Worn on the wrist, the "MagicBand" will serve as a guest's room key, theme park ticket, access to FastPass+ selections, PhotoPass card and optional payment account all rolled into one.

"At Walt Disney Parks and Resorts, we continually push the boundaries of creativity and innovation to deliver the best possible experience for our guests," Tom Staggs, chairman of Walt Disney Parks and Resorts wrote.  "We're always looking for ways to take what we do and do it even better.  Over the past few years, we've devoted considerable time and resources to create a more immersive, more seamless and more personal experience for each and every guest who spends time with us."

The introduction of the band is part of a larger effort named MyMagic+ and includes a new My Disney Experience website and mobile app.

Guests can plan dining and reserve times for their favorite attractions, shows and more in advance through an enhanced FastPass system called FastPass+.  Once they arrive, they can use their smart phones to change their plans.

Of course, the gathering of data on guests makes sense from a business standpoint for Disney, the parent company of ABC News.  The more it knows about guest preferences, the more it can tailor the guest experience.  But some skeptics worry about just how much information might be stored on those MagicBands.
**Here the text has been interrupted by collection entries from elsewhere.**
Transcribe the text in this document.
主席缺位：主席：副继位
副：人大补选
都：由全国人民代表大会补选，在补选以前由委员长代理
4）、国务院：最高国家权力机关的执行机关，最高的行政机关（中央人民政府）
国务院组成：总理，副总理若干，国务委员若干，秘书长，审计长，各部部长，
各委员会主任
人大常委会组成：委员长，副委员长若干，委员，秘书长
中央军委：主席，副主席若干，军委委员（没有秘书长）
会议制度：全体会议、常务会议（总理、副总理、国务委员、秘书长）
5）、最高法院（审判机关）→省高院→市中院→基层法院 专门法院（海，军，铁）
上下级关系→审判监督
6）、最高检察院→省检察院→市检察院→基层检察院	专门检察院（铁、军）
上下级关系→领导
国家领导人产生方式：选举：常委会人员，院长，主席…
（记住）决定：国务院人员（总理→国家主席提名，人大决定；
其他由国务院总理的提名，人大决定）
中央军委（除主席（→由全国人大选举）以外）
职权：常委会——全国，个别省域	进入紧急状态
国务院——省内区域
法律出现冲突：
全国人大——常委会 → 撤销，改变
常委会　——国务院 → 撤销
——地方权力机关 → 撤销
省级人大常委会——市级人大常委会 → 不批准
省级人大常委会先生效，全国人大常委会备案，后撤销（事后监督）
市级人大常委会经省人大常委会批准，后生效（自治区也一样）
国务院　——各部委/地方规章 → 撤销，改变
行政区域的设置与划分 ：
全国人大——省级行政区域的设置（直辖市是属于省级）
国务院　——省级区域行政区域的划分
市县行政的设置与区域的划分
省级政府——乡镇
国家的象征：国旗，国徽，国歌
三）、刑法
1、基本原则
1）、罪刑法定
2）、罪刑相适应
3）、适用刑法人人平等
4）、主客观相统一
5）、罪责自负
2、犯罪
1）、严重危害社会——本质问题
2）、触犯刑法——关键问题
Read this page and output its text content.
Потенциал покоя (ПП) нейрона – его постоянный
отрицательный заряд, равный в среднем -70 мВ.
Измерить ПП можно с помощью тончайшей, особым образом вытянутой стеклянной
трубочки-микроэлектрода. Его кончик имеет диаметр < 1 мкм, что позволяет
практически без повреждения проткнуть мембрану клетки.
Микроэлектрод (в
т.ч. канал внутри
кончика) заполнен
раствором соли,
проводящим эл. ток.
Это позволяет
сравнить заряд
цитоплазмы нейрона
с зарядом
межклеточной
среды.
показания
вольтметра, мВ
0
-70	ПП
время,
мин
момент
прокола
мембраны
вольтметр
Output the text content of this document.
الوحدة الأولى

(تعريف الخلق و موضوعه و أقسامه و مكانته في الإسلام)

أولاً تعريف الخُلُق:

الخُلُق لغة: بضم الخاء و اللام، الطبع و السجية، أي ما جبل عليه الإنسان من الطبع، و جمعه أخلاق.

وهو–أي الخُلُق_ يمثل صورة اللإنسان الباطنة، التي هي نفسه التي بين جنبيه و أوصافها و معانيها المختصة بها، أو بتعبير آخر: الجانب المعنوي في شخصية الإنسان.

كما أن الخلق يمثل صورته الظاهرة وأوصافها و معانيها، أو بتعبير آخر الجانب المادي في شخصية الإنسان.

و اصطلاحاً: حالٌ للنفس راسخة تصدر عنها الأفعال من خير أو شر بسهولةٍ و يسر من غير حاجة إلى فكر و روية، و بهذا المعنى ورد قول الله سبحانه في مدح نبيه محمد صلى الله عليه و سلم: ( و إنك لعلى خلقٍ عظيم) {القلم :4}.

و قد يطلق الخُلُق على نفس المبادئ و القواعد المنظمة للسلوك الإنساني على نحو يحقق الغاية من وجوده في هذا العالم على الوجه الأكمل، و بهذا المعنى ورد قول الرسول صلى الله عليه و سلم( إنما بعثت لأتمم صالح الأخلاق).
"Ensuring the security of our guest's information is obviously very important to us, and no one is more focused on this than we are," a Disney spokesperson told ABC News.  "Everything is opt in and guests will have the opportunity to choose what information they share with us.  Nothing is more important to us than protecting that information.  Guests should also know that the band does not store personal information."